I attend a writer's workshop sponsored by a local library and led by a writer friend. Why, you ask, do you attend a workshop when you have ghostwritten twenty-one business books and published three novels? For what do you need a workshop?
I do not believe I need a workshop. I do believe I can still learn something, that I can be stimulated to try something new. One of the new things I tried is an exercise called "Make Something of It."

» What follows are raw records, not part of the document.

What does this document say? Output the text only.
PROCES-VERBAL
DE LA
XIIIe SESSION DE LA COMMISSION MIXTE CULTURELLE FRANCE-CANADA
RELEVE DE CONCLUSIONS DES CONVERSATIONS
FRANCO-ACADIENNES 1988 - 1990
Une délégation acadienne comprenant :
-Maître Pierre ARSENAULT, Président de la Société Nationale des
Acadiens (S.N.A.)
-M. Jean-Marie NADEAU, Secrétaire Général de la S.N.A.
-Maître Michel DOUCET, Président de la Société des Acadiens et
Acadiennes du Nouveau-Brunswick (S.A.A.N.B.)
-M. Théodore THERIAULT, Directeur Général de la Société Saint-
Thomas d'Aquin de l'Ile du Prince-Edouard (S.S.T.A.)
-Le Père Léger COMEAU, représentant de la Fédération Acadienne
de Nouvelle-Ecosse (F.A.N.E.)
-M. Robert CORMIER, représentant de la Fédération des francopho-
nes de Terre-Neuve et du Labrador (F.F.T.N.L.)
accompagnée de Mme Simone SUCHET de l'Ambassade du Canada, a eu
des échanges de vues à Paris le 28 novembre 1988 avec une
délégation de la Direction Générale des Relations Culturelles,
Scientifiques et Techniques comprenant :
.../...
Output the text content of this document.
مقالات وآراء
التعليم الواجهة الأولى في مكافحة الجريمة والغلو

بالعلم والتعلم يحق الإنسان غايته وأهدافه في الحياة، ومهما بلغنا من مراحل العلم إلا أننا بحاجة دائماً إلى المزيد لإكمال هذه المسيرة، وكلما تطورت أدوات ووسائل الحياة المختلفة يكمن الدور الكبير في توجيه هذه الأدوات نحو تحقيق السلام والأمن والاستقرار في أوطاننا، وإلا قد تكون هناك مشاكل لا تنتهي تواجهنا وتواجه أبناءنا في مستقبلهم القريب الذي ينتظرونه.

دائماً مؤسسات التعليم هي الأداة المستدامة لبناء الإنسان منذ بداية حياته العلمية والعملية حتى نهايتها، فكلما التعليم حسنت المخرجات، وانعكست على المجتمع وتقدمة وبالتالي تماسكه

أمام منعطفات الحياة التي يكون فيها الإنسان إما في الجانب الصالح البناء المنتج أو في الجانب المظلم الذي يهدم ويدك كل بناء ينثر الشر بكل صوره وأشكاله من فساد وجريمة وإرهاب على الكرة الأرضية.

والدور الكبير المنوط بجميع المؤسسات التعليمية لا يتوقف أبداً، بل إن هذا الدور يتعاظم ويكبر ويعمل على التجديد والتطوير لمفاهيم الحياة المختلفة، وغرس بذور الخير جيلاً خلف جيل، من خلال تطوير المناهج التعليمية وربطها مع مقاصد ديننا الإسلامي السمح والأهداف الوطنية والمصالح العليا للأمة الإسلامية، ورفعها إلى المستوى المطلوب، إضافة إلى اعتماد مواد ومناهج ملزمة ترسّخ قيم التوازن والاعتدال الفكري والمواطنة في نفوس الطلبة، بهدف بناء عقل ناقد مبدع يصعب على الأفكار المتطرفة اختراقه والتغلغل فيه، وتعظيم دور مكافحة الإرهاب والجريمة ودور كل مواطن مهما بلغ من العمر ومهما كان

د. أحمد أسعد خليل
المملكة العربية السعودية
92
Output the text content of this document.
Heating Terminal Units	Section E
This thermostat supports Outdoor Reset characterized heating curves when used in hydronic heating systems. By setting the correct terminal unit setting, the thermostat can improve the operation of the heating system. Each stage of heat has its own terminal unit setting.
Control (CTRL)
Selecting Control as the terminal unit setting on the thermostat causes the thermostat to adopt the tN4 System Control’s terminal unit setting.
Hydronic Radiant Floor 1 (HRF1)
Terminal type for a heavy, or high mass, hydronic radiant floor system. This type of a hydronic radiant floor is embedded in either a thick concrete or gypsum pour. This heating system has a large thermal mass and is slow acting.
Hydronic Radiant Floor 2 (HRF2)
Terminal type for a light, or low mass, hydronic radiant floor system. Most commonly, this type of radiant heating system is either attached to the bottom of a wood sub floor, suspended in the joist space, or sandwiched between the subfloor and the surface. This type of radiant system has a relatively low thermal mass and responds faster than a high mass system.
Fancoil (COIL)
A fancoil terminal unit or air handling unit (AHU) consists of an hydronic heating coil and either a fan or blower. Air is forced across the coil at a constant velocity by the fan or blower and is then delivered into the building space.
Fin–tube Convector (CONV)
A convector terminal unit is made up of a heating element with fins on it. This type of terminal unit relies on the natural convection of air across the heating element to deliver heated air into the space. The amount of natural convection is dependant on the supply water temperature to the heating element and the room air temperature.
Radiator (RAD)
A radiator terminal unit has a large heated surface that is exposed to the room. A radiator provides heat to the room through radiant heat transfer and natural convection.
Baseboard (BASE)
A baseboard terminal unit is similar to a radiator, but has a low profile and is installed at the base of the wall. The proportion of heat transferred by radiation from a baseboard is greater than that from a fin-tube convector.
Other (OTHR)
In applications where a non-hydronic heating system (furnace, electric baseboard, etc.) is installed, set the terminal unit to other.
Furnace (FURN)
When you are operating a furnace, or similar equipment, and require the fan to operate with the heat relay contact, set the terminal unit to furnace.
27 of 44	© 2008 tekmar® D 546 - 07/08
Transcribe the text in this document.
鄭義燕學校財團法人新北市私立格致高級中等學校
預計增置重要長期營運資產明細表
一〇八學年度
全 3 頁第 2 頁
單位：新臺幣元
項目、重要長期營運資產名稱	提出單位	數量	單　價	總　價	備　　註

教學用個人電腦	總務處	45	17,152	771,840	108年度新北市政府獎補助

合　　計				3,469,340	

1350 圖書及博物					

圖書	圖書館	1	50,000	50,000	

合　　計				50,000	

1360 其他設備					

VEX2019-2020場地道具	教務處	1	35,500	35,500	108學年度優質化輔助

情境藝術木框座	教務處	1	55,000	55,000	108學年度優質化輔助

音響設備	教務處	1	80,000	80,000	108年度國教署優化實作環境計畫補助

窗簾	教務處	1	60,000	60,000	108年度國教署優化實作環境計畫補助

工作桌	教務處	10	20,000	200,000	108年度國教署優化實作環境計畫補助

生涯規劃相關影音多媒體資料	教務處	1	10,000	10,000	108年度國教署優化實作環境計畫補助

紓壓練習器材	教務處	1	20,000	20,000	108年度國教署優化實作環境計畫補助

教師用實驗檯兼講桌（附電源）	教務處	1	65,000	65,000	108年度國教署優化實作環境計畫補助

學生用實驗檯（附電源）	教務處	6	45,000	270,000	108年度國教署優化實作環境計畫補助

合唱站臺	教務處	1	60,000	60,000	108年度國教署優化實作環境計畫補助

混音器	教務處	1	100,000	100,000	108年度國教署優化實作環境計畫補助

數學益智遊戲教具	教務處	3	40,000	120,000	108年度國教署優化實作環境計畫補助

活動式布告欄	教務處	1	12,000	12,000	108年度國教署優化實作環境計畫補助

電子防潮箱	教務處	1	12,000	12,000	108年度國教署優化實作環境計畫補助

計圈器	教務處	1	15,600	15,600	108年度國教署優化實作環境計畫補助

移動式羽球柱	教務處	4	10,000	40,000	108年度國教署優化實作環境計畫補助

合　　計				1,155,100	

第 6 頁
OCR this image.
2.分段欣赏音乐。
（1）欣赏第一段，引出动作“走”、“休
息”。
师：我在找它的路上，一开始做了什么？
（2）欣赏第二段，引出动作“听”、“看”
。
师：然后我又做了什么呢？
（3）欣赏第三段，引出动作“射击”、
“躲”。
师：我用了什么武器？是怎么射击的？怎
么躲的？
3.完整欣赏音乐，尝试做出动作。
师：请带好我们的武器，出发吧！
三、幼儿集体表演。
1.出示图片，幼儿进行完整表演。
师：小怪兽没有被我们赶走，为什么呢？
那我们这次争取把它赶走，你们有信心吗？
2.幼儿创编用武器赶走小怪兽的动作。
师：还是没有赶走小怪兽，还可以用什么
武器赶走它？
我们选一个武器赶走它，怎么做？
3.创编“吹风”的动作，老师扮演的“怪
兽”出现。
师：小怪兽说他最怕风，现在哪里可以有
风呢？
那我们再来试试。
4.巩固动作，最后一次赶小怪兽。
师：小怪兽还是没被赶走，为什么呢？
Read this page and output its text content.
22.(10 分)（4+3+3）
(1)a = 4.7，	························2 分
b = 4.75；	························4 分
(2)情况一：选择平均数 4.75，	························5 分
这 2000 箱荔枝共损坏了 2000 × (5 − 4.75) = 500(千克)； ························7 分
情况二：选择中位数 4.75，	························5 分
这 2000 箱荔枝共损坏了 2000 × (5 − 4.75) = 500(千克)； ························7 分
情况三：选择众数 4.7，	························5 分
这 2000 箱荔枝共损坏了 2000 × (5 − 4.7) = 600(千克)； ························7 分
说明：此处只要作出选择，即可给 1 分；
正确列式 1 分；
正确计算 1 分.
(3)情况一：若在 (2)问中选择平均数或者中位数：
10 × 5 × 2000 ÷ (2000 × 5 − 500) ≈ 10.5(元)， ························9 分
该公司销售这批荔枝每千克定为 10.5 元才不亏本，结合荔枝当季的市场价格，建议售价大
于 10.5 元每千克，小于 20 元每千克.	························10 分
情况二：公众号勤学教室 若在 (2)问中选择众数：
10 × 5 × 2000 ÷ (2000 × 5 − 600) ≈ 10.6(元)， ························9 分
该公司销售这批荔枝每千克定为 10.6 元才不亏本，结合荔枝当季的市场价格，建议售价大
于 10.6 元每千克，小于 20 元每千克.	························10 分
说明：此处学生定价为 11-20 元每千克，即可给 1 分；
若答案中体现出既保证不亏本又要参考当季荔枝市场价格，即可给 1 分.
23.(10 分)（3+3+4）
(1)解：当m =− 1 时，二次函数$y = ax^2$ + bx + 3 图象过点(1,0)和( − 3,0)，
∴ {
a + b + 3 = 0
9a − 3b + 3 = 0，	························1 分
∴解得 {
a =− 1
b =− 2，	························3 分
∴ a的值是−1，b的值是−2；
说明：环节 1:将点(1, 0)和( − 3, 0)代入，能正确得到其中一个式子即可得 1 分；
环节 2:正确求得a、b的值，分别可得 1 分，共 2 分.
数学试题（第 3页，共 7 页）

Take a list of random phrases and turn them into sentences in a poem, a story, an essay. In each case, the subject and verb must appear in which they appear in the list. Their relationship must remain the same and they must appear in the order in which they are listed. Beyond that you are invited to decorate or elaborate upon the sentence as you will. Can you make something of the following?
Springtime mattered.
Sophie recoiled.
The twins bled.
The Volkswagen lurched.
The mountains glowed.
The children wept.
Wayne stole.
Alice tripped.
Run Sue.
Bruce felt down.
Scott breathed.
Darkness fell.
Not easy, is it? Here—without boring you about my struggle to hammer the phrases into some semblance of sense and coherence—is what I was able to come up with:
Springtime mattered because without it
We perish in the boundless ice.
Sophie recoiled at the vision
Of winter interminable.
As the twins bled, their feet raw,
And the Volkswagen lurched
Through slushy ruts,
The mountains glowed, indifferent,
While the children wept in the dusk.
Wayne stole kindling, firewood.
Alice tripped at the threshold.
Run, Sue, run! Fetch a burning ember!
Bruce felt down at the sight of living flame.
Scott breathed wood smoke, perfume
In the warming air.
Darkness fell.
Good luck coming up with your own version.